Actually we have developed a motion controller with digital I/O s.
Actually it is used to control a pick & place robot which is to be
integrated to an automation line with its own set of sensors & actuators.
(conveyors, proximity switches etc.)
We need to provide some command list to user like MOVETO,AUTOHOME,
READ I/Os,IF-THEN etc. for programming. We want the user who wants to use my motion control
hardware to program it in PLC style
instead of writing a list of text commands like MOVE, SLEEP, WAIT, READ I/O, IF-THEN etc.

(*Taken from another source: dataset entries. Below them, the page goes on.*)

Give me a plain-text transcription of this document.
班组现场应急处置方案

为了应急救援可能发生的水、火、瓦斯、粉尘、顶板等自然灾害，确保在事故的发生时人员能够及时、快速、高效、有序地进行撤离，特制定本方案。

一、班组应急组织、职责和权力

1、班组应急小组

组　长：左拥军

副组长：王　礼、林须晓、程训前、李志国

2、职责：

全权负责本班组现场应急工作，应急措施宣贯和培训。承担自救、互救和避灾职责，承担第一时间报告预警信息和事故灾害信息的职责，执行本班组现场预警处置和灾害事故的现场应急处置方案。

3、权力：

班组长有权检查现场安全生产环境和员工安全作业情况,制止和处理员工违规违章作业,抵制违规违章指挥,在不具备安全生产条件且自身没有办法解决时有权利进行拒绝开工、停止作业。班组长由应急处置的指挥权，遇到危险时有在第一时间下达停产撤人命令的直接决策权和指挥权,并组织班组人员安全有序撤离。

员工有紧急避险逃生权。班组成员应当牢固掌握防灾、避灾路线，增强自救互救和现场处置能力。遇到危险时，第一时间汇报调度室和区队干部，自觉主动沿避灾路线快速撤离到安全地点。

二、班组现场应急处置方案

So what I ideally would want to do is:

1)Take an opensource PLC software with its GUI (Graphical User Interface).
2)Add a new set of function blocks related to motion control, in addition to standard
function blocks like contact, timers, counters etc.
(Standard Motion Control function blocks has been specified in PLCOpen.org (IEC61131-3))
(not sure about this exact IEC standard number)
3)Write code specific to my hardware, so that my hardware can interpret the
PLC program and execute the program.

So that an user who wants to use my motion control hardware can program it in PLC style
instead of writing a list of text commands like MOVE, SLEEP, WAIT, READ I/O, IF_THEN etc.

Question:
------------------
1) Is there a standard format for saving PLC files ( similar to DXF standard for
saving drawing files)?

2) Where can I find info about actual logic for executing a PLC program? i.e. Logic for
evaluating each rung ( bunch of OR, AND conditions). Say I have a rung of width 10 components
and say there are 8 such rungs, with possible interconnection between rungs (vertical shorts etc.).
Are the components evaluated in ROW-COLUMN order or COLUMN-ROW order etc. ?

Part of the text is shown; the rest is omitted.